Friend insisted she had done nothing wrong, and No10 insiders said they had so far seen no evidence of any breach of the ministerial code.

The city minister also lived in several other properties associated with the erstwhile Awami League regime She ousted him last summer Following a student-led protest that was initially met with violent repression by security forces that led to the deaths of hundreds of civilians.

Mohammad Yunus, the Nobel Peace Prize-winning economist and interim leader of Bangladesh, said in an interview with The Sunday Times that property used by Siddiq should be returned if the minister is found to have benefited from “petty theft”.

“She becomes anti-corruption minister and defends herself (on London real estate),” he said. “Maybe you didn't realize it, but you realize it now. She says, 'Sorry, I didn't know that (at) that time. I ask people for forgiveness that I did this and I quit.' She's not saying that. She's defending herself.”

He was the friend His name is in the investigation Last month by the Bangladesh Anti-Corruption Commission after a political rival of Sheikh Hasina accused her family, including a friend, of taking a stake in a Russian-backed nuclear energy project, allegations the family denied.

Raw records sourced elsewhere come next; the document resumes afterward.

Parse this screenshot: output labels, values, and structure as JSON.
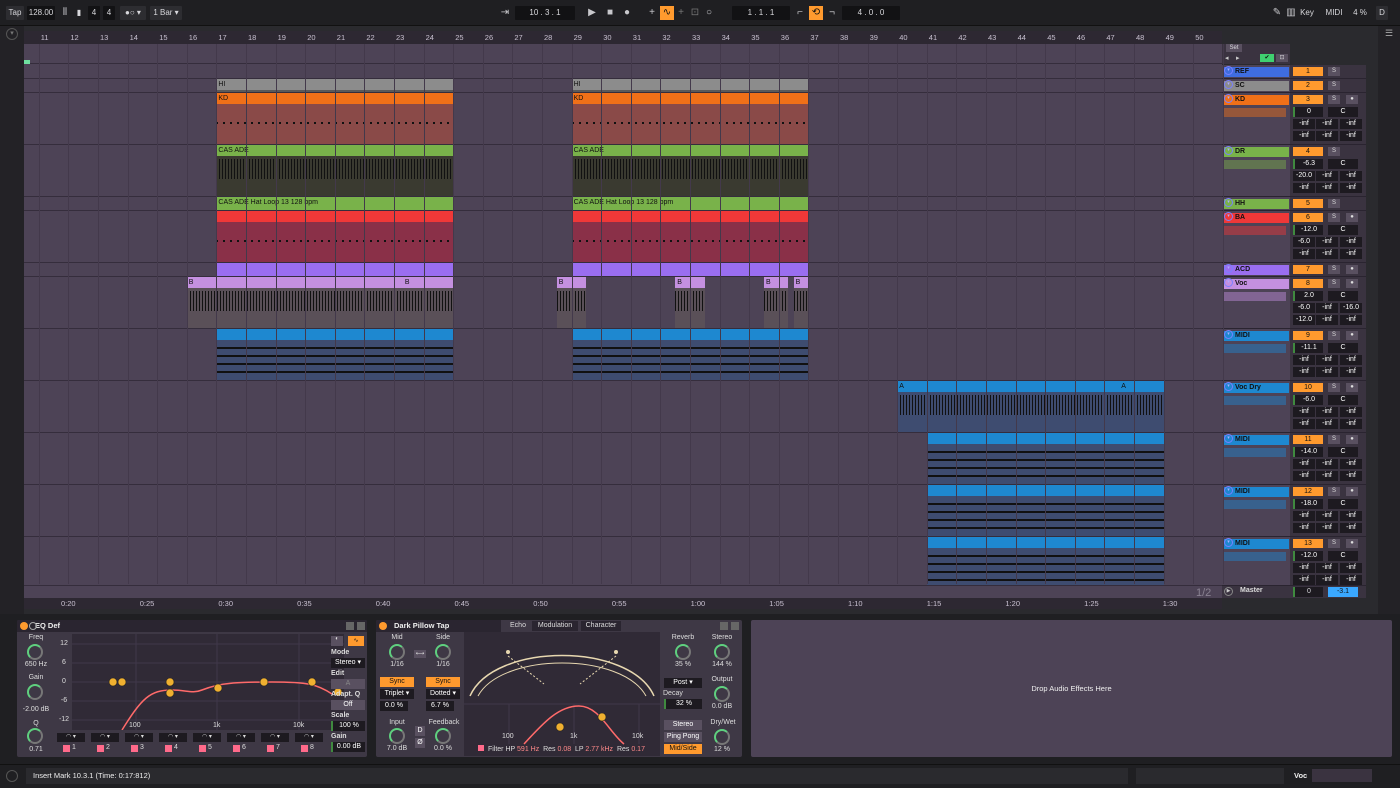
{
  "topbar": {
    "tap": "Tap",
    "tempo": "128.00",
    "time_sig_num": "4",
    "time_sig_den": "4",
    "metro": "1 Bar",
    "position": "10 .  3 .  1",
    "loop_start": "1 .  1 .  1",
    "loop_length": "4 .  0 .  0",
    "key": "Key",
    "midi": "MIDI",
    "cpu": "4 %",
    "d": "D"
  },
  "ruler": {
    "bars": [
      "11",
      "12",
      "13",
      "14",
      "15",
      "16",
      "17",
      "18",
      "19",
      "20",
      "21",
      "22",
      "23",
      "24",
      "25",
      "26",
      "27",
      "28",
      "29",
      "30",
      "31",
      "32",
      "33",
      "34",
      "35",
      "36",
      "37",
      "38",
      "39",
      "40",
      "41",
      "42",
      "43",
      "44",
      "45",
      "46",
      "47",
      "48",
      "49",
      "50"
    ],
    "set": "Set",
    "times": [
      "0:20",
      "0:25",
      "0:30",
      "0:35",
      "0:40",
      "0:45",
      "0:50",
      "0:55",
      "1:00",
      "1:05",
      "1:10",
      "1:15",
      "1:20",
      "1:25",
      "1:30"
    ],
    "page": "1/2"
  },
  "tracks": [
    {
      "name": "REF",
      "num": "1",
      "color": "#3f6de0",
      "s": "S",
      "vol": "",
      "pan": ""
    },
    {
      "name": "SC",
      "num": "2",
      "color": "#8c8c8c",
      "s": "S",
      "vol": "",
      "pan": ""
    },
    {
      "name": "KD",
      "num": "3",
      "color": "#f07018",
      "s": "S",
      "vol": "0",
      "pan": "C",
      "s1": "-inf",
      "s2": "-inf",
      "s3": "-inf",
      "s4": "-inf",
      "s5": "-inf",
      "s6": "-inf"
    },
    {
      "name": "DR",
      "num": "4",
      "color": "#79b24a",
      "s": "S",
      "vol": "-6.3",
      "pan": "C",
      "s1": "-20.0",
      "s2": "-inf",
      "s3": "-inf",
      "s4": "-inf",
      "s5": "-inf",
      "s6": "-inf"
    },
    {
      "name": "HH",
      "num": "5",
      "color": "#79b24a",
      "s": "S"
    },
    {
      "name": "BA",
      "num": "6",
      "color": "#f03838",
      "s": "S",
      "vol": "-12.0",
      "pan": "C",
      "s1": "-6.0",
      "s2": "-inf",
      "s3": "-inf",
      "s4": "-inf",
      "s5": "-inf",
      "s6": "-inf"
    },
    {
      "name": "ACD",
      "num": "7",
      "color": "#9a6ef0",
      "s": "S"
    },
    {
      "name": "Voc",
      "num": "8",
      "color": "#c490e0",
      "s": "S",
      "vol": "2.0",
      "pan": "C",
      "s1": "-6.0",
      "s2": "-inf",
      "s3": "-16.0",
      "s4": "-12.0",
      "s5": "-inf",
      "s6": "-inf"
    },
    {
      "name": "MIDI",
      "num": "9",
      "color": "#1e88d0",
      "s": "S",
      "vol": "-11.1",
      "pan": "C",
      "s1": "-inf",
      "s2": "-inf",
      "s3": "-inf",
      "s4": "-inf",
      "s5": "-inf",
      "s6": "-inf"
    },
    {
      "name": "Voc Dry",
      "num": "10",
      "color": "#1e88d0",
      "s": "S",
      "vol": "-6.0",
      "pan": "C",
      "s1": "-inf",
      "s2": "-inf",
      "s3": "-inf",
      "s4": "-inf",
      "s5": "-inf",
      "s6": "-inf"
    },
    {
      "name": "MIDI",
      "num": "11",
      "color": "#1e88d0",
      "s": "S",
      "vol": "-14.0",
      "pan": "C",
      "s1": "-inf",
      "s2": "-inf",
      "s3": "-inf",
      "s4": "-inf",
      "s5": "-inf",
      "s6": "-inf"
    },
    {
      "name": "MIDI",
      "num": "12",
      "color": "#1e88d0",
      "s": "S",
      "vol": "-18.0",
      "pan": "C",
      "s1": "-inf",
      "s2": "-inf",
      "s3": "-inf",
      "s4": "-inf",
      "s5": "-inf",
      "s6": "-inf"
    },
    {
      "name": "MIDI",
      "num": "13",
      "color": "#1e88d0",
      "s": "S",
      "vol": "-12.0",
      "pan": "C",
      "s1": "-inf",
      "s2": "-inf",
      "s3": "-inf",
      "s4": "-inf",
      "s5": "-inf",
      "s6": "-inf"
    }
  ],
  "master": {
    "name": "Master",
    "vol": "0",
    "pan": "-3.1"
  },
  "clips": {
    "hi": "HI",
    "kd": "KD",
    "cas": "CAS ADE",
    "hat_loop": "CAS ADE Hat Loop 13 128 bpm",
    "b": "B",
    "a": "A"
  },
  "eq": {
    "title": "EQ Def",
    "freq_label": "Freq",
    "freq": "650 Hz",
    "gain_label": "Gain",
    "gain": "-2.00 dB",
    "q_label": "Q",
    "q": "0.71",
    "db_ticks": [
      "12",
      "6",
      "0",
      "-6",
      "-12"
    ],
    "hz_ticks": [
      "100",
      "1k",
      "10k"
    ],
    "mode_label": "Mode",
    "mode": "Stereo",
    "edit_label": "Edit",
    "edit": "A",
    "adaptq_label": "Adapt. Q",
    "adaptq": "Off",
    "scale_label": "Scale",
    "scale": "100 %",
    "gain2_label": "Gain",
    "gain2": "0.00 dB",
    "bands": [
      "1",
      "2",
      "3",
      "4",
      "5",
      "6",
      "7",
      "8"
    ]
  },
  "delay": {
    "title": "Dark Pillow Tap",
    "tabs": [
      "Echo",
      "Modulation",
      "Character"
    ],
    "mid": "Mid",
    "side": "Side",
    "mid_val": "1/16",
    "side_val": "1/16",
    "sync": "Sync",
    "triplet": "Triplet",
    "dotted": "Dotted",
    "mid_offset": "0.0 %",
    "side_offset": "6.7 %",
    "input_label": "Input",
    "input": "7.0 dB",
    "feedback_label": "Feedback",
    "feedback": "0.0 %",
    "d": "D",
    "ø": "Ø",
    "reverb_label": "Reverb",
    "reverb": "35 %",
    "stereo_label": "Stereo",
    "stereo": "144 %",
    "post": "Post",
    "decay_label": "Decay",
    "decay": "32 %",
    "output_label": "Output",
    "output": "0.0 dB",
    "drywet_label": "Dry/Wet",
    "drywet": "12 %",
    "stereo_btn": "Stereo",
    "pingpong": "Ping Pong",
    "midside": "Mid/Side",
    "filter": "Filter",
    "hp": "HP",
    "hp_val": "591 Hz",
    "res_label": "Res",
    "res1": "0.08",
    "lp": "LP",
    "lp_val": "2.77 kHz",
    "res2": "0.17",
    "hz_ticks": [
      "100",
      "1k",
      "10k"
    ]
  },
  "drop": "Drop Audio Effects Here",
  "status": {
    "text": "Insert Mark 10.3.1 (Time: 0:17:812)",
    "track": "Voc"
  }
}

After taking power in August, Bangladesh's interim government appointed Ahsan Mansoor, a former International Monetary Fund official, to head the country's central bank and begin reclaiming billions of dollars that the country's new leaders claim were taken out of the banking system and directed abroad.

In an interview conducted with him in October. Mansour told FT An estimated 2 trillion taka ($16.7 billion) were taken out of the country after the forced takeover of leading banks by people linked to the Awami League, using methods such as fake loans and inflated import invoices.

Last week, Bangladesh's Financial Intelligence Unit ordered banks in the country To provide transaction details For all accounts linked to a friend and her family, according to people familiar with the matter.

One of Siddiq's allies said she only had a bank account in the UK, and no accounts abroad.

Downing Street referred to Starmer's comments earlier this week when he said he trusted a friend and that she “acted absolutely correctly by referring herself to the independent adviser”.